Six Things You Should Know About Diversity in Philosophy, the Apparatus of Disability, and the Status of Disabled Philosophers

  1. No department with a nondisabled philosopher of disability on its faculty has a disabled philosopher of disability on its faculty.
  2. There is not a single disabled philosopher of disability employed full-time in a Canadian philosophy department.
  3. There are no disabled philosophers of disability in the departments in which the leading advocates for diversity and inclusion in philosophy work.
  4. Disabled philosophers constitute an estimated 1-2 % of full-time philosophy faculty in North America, although disabled people make up approximately 25% of the general population of the North America.
  5. Nondisabled philosophers of disability and disability theorists who are not philosophers increasingly occupy spaces or take up roles and functions (e.g., in edited collections, professional associations, etc.) for which underrepresented disabled philosophers of disability are better qualified.

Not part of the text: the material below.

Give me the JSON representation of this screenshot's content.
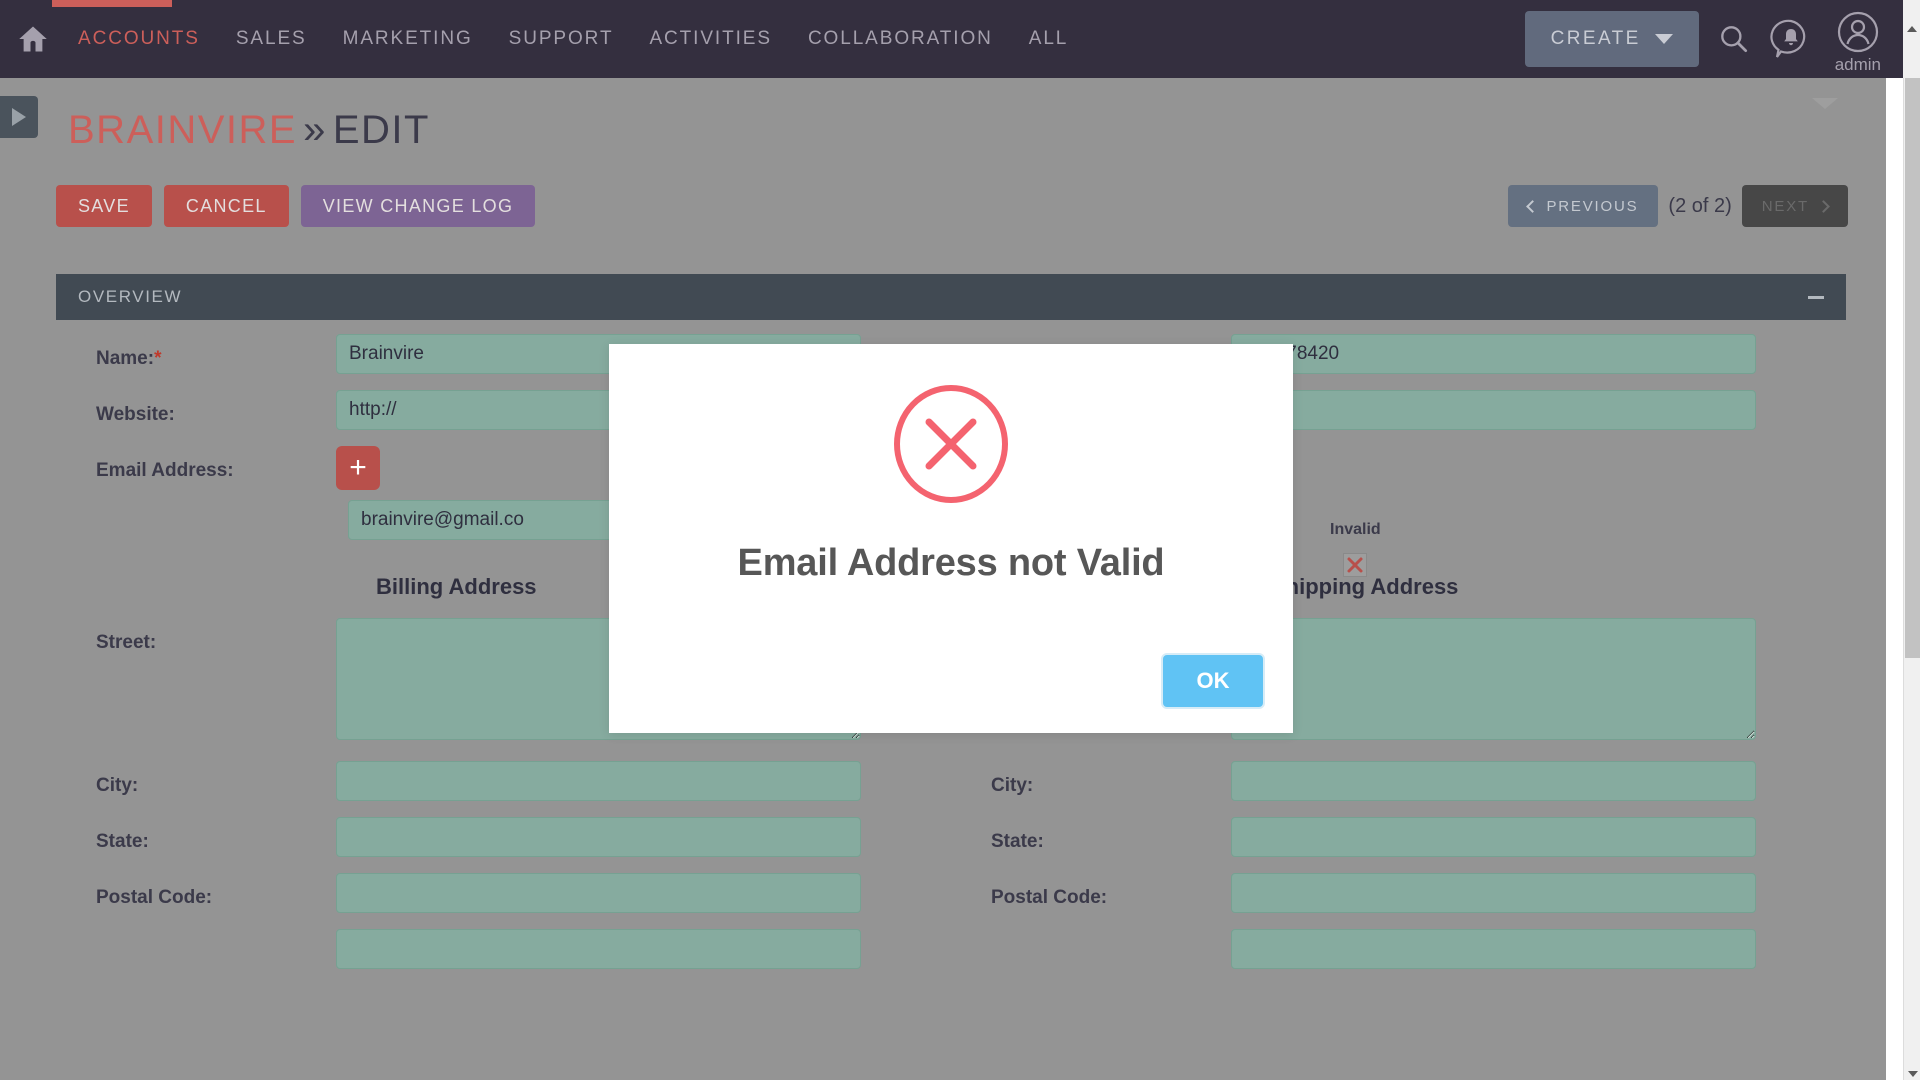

  6. Disabled philosophers (of disability), both students and faculty, are consistently underrepresented at diversity institutes and conferences that purportedly aim to reconfigure and transform philosophy or are excluded from them altogether.

See my Foucault and Feminist Philosophy of Disability (Ann Arbor: University of Michigan Press, 2017) and my 2013 article “Introducing Feminist Philosophy of Disability” for empirical data and theoretical argument that substantiate these six points.